Penick, who has struggled with health problems since a 2000 diagnosis with prostate cancer, has tendered his resignation, effective June 30. He was honored at a June 3 St. Petersburg Bar Association meeting.

"His greatest contributions by far have been in the field of protecting our most vulnerable citizens, seeing to their care when they are disabled or incompetent and seeing to the execution of their last wishes when they pass on," St. Petersburg Bar Association President William H. Walker said, as he presented Penick, 65, with the association's first "General of the Law" award.

In the military, Walker said, a general with five stars can go no higher. "You, sir, are a five-star general of the law," Walker told Penick.

Then-Gov. Rubin Askew appointed Penick to the county bench in 1978. At the time, Penick was president-elect of the Clearwater Bar Association. A year later, Penick was promoted to the circuit bench.

Penick, known for his white hair and bright bowties, has spent at least 14 of the past 26 years in the probate division.

"He's the father of modern probate practice in Pinellas County," Walker said.

In an April 2002 interview, Penick told GCBR he planned to retire in 2005. But he has been unable to work for the past few months because of health problems.

Born and raised in West Palm Beach, Penick is the eldest of two children. His father was a newspaper editor.

In 1960, he graduated from the University of Florida with a journalism degree. That same year he was commissioned as a second lieutenant in the U.S. Air Force. He served during the Vietnam War, from 1967-68, and then joined the reserves in 1969, working in intelligence. In 1972, he obtained a law degree from Stetson University College of Law.

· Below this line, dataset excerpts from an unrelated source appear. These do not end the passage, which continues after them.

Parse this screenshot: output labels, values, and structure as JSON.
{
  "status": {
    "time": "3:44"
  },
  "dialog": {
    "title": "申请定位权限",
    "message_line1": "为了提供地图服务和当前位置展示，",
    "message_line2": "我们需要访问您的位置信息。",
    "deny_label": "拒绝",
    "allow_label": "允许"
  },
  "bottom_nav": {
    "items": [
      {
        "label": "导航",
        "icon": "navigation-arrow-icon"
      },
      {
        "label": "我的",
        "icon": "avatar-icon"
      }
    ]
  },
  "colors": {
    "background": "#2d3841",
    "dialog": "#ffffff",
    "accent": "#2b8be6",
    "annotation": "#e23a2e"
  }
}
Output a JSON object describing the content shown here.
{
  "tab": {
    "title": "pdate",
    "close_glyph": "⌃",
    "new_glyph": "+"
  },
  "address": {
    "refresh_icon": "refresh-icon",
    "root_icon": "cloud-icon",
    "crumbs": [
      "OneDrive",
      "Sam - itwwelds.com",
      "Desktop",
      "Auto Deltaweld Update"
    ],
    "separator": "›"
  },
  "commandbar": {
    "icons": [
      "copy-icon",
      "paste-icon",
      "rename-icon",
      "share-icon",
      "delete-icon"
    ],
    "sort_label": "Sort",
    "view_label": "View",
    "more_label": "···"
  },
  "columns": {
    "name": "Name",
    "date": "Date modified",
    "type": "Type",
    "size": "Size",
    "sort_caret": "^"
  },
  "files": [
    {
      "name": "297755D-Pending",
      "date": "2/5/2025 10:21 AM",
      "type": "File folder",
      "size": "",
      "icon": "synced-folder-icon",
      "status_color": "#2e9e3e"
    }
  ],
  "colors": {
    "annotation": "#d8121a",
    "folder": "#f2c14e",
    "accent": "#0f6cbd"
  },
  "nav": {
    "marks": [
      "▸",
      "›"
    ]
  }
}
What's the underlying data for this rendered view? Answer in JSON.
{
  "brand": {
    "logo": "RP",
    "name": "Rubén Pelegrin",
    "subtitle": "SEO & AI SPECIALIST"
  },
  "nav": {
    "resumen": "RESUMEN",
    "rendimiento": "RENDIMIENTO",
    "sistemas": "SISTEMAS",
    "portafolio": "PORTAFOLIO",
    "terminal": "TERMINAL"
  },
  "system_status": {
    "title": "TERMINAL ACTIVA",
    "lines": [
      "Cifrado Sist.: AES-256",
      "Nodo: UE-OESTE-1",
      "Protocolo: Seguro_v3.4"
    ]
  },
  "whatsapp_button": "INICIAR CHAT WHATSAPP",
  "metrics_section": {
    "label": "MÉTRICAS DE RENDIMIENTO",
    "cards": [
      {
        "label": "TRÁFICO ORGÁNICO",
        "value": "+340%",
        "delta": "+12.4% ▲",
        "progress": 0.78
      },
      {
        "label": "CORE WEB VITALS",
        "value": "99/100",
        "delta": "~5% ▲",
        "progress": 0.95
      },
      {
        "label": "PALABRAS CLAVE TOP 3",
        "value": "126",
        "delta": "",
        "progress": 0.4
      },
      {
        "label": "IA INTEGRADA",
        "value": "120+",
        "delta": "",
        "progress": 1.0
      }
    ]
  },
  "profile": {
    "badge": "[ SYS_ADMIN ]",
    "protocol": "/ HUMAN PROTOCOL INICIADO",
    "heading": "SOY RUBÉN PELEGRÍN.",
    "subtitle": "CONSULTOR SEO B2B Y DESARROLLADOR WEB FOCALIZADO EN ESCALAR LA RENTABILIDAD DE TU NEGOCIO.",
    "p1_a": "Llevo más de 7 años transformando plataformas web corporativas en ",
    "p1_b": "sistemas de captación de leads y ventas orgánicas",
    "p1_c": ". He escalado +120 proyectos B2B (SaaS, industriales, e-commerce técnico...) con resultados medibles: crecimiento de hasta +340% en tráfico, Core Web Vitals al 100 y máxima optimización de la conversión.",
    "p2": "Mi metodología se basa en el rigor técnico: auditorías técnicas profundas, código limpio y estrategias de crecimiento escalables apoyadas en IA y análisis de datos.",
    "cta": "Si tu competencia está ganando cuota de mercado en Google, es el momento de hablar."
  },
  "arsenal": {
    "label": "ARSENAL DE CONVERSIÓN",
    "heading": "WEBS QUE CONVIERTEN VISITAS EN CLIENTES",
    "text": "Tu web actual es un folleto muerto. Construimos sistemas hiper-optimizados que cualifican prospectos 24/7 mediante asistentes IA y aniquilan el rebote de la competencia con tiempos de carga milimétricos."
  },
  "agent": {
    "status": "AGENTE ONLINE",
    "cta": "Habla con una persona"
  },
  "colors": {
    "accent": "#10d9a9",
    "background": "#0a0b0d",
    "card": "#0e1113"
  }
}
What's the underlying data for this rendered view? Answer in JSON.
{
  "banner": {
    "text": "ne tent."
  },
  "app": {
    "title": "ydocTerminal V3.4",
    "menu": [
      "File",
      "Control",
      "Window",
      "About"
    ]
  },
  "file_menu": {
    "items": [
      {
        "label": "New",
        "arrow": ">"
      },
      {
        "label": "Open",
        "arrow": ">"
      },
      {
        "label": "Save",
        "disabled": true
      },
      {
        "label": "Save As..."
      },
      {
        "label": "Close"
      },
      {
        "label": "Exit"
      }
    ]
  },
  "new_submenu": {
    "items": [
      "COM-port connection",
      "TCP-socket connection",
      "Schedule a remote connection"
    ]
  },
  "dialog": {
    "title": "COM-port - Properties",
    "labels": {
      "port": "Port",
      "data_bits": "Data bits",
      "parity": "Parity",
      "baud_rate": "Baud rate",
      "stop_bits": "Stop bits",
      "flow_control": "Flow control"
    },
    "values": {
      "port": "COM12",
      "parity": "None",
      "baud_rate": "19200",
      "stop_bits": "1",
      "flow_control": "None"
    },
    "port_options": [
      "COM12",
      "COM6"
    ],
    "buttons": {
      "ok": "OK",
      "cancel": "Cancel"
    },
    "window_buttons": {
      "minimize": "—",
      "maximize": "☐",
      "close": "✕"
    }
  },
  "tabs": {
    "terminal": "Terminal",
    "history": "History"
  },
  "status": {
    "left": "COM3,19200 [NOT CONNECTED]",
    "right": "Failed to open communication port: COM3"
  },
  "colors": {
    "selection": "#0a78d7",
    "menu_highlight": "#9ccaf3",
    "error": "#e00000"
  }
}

From the late '80s until 1994, Penick held two jobs.

"I'd jump from here (the bench) and go get in an airplane and go to work. It got to the point my wife asked me, 'Are you a judge or are you a general?' I said, 'Well, I'd better be a judge.' "

He retired as a brigadier general.

Walker said Penick brought honor to the bar as a judge and a soldier. His awards included the Distinguished Service Medal as well as the Bronze Star.

But Penick sometimes administered justice with a sense of humor. Last year, a daily newspaper wrote an article after he ordered lawyers to send court reporters flowers for talking when the court reporter couldn't record their words. The lawyers didn't complain, and neither did the court reporter.

Chief Judge David Demers, who has known Penick since law school, said in a news release: "The retirement of my friend and colleague brings to mind three characteristics that are appropriate to his life and certainly to his judicial career: committed, concerned and consumed."